During the government of President Eduardo Frei Ruiz-Tagle, he served as a councillor of the National Council for the Overcoming of Poverty between 1994 and 1997. Between 2000 and 2002, he was a member of the Antimonopoly Commission of Chile. From 2001 to 2004, he served as a councillor at the Instituto Nacional de Normalización.

Between 2000 and 2004, during the government of President Ricardo Lagos, he was appointed National Director of the National Consumer Service (SERNAC).

In the municipal elections held in October 2004, he was elected Mayor of the commune of Maipú with 68,907 votes, equivalent to 54.03% of the total votes cast. He was re-elected in 2008, obtaining 90,961 votes, corresponding to 66.95% of the total votes cast.

Before completing his second term as mayor, he decided not to seek re-election and left office on 16 November 2012 in order to campaign for the Senate in the Santiago West constituency in the 2013 parliamentary elections. He was not elected, obtaining 222,714 votes, equivalent to 18.70% of the valid votes cast.

On 11 March 2014, during the second government of President Michelle Bachelet, he was appointed Minister of Public Works, a position he held until March 2018.

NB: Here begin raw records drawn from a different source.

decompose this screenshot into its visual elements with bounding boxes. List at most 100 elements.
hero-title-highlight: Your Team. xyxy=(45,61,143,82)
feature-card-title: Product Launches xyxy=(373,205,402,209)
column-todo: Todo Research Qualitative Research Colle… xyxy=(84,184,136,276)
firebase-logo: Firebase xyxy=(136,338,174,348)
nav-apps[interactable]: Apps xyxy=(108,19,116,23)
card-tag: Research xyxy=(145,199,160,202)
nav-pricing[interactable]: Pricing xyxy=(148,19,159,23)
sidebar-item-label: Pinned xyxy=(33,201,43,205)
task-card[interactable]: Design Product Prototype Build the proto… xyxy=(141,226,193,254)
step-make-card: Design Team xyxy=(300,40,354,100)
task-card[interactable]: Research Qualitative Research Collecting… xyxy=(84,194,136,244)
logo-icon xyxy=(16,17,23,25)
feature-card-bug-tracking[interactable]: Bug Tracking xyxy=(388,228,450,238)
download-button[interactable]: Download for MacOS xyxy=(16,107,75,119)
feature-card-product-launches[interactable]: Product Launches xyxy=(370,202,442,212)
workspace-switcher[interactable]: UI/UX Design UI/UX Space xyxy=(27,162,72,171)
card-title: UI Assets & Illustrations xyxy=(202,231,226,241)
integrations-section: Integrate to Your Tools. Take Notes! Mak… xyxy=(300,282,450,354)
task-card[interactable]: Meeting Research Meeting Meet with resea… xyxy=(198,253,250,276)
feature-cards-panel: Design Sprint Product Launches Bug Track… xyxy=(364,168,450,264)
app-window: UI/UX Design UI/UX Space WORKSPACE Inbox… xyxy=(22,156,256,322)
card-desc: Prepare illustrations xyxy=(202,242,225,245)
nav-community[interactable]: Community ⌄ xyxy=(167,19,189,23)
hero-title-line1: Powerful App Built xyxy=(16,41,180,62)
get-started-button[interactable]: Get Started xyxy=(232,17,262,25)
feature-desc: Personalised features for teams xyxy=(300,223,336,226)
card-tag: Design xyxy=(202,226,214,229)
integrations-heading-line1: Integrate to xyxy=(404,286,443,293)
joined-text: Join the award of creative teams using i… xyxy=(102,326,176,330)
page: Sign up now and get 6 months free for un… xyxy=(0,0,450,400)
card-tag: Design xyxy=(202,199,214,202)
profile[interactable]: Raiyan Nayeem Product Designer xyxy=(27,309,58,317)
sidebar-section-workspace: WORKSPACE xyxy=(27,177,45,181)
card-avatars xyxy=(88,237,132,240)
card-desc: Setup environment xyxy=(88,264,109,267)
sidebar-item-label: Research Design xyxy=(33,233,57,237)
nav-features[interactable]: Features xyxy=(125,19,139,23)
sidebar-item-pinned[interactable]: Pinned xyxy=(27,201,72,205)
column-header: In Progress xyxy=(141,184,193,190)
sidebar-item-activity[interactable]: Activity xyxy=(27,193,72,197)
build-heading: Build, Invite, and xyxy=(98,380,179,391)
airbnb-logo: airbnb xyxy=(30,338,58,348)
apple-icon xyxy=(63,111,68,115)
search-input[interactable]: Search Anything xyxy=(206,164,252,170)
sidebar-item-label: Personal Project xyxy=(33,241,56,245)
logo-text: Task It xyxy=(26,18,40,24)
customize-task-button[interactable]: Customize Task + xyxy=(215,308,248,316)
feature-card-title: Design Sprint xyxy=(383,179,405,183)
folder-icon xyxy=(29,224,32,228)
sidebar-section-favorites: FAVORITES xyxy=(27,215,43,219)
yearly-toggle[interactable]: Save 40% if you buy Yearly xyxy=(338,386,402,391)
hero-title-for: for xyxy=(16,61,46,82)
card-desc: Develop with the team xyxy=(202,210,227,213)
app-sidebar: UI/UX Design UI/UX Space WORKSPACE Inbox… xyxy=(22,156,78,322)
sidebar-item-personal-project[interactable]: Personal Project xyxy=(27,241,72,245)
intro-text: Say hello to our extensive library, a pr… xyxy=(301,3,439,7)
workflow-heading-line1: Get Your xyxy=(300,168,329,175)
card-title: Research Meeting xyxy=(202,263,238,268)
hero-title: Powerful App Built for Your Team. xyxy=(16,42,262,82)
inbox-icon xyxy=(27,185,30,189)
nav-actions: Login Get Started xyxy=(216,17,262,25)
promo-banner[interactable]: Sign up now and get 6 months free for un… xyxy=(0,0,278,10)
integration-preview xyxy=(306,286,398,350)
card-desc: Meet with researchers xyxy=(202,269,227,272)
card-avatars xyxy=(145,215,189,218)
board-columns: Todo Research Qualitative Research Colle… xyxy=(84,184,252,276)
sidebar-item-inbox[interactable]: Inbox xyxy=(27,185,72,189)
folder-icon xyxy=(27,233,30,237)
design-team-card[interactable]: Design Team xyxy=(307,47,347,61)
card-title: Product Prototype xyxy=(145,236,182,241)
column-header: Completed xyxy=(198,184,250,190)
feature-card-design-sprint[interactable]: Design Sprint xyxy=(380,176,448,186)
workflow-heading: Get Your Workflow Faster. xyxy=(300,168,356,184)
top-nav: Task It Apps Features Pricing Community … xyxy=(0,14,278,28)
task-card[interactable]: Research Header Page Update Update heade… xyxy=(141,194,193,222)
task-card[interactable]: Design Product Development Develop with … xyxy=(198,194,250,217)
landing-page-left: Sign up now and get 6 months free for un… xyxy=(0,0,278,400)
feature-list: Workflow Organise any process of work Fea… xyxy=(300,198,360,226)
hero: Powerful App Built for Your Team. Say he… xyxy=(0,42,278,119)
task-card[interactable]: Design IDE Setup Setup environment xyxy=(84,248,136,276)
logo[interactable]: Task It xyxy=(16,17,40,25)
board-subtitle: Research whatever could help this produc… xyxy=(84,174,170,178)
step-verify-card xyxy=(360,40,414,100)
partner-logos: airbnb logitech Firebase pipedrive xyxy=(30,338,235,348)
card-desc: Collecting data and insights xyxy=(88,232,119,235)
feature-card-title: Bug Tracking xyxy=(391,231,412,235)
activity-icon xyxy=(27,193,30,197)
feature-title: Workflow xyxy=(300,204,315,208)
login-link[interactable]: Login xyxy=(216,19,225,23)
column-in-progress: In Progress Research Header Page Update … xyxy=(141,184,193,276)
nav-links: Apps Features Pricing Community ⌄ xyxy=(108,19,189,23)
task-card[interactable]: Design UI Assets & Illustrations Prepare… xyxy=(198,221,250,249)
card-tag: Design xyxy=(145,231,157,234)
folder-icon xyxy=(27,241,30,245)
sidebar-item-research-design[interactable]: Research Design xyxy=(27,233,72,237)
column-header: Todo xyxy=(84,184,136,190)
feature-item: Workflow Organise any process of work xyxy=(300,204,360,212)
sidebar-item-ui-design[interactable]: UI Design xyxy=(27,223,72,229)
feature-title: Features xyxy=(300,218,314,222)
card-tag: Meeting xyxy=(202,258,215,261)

In November 2021, he was elected Deputy for the 8th District of the Metropolitan Region of Santiago—comprising the communes of Lampa, Maipú, Cerrillos, Quilicura, Tiltil, Colina, Estación Central, and Pudahuel—representing the Christian Democratic Party for the 2022–2026 legislative term. He obtained 17,158 votes, equivalent to 3.65% of the valid votes cast.

On 10 November 2022, the National Council of the Christian Democratic Party elected him President of the party. He remained in office until 26 July 2025, when he resigned after the party’s National Board decided to support the presidential candidacy of Jeannette Jara.

On 15 March 2025, the National Board of the Christian Democratic Party ratified his presidential candidacy. However, on 3 May 2025, the party’s Supreme Tribunal annulled his nomination due to his failure to register for the primaries. Following this decision, on 10 May 2025, he formally withdrew his bid for the Presidency of the Republic.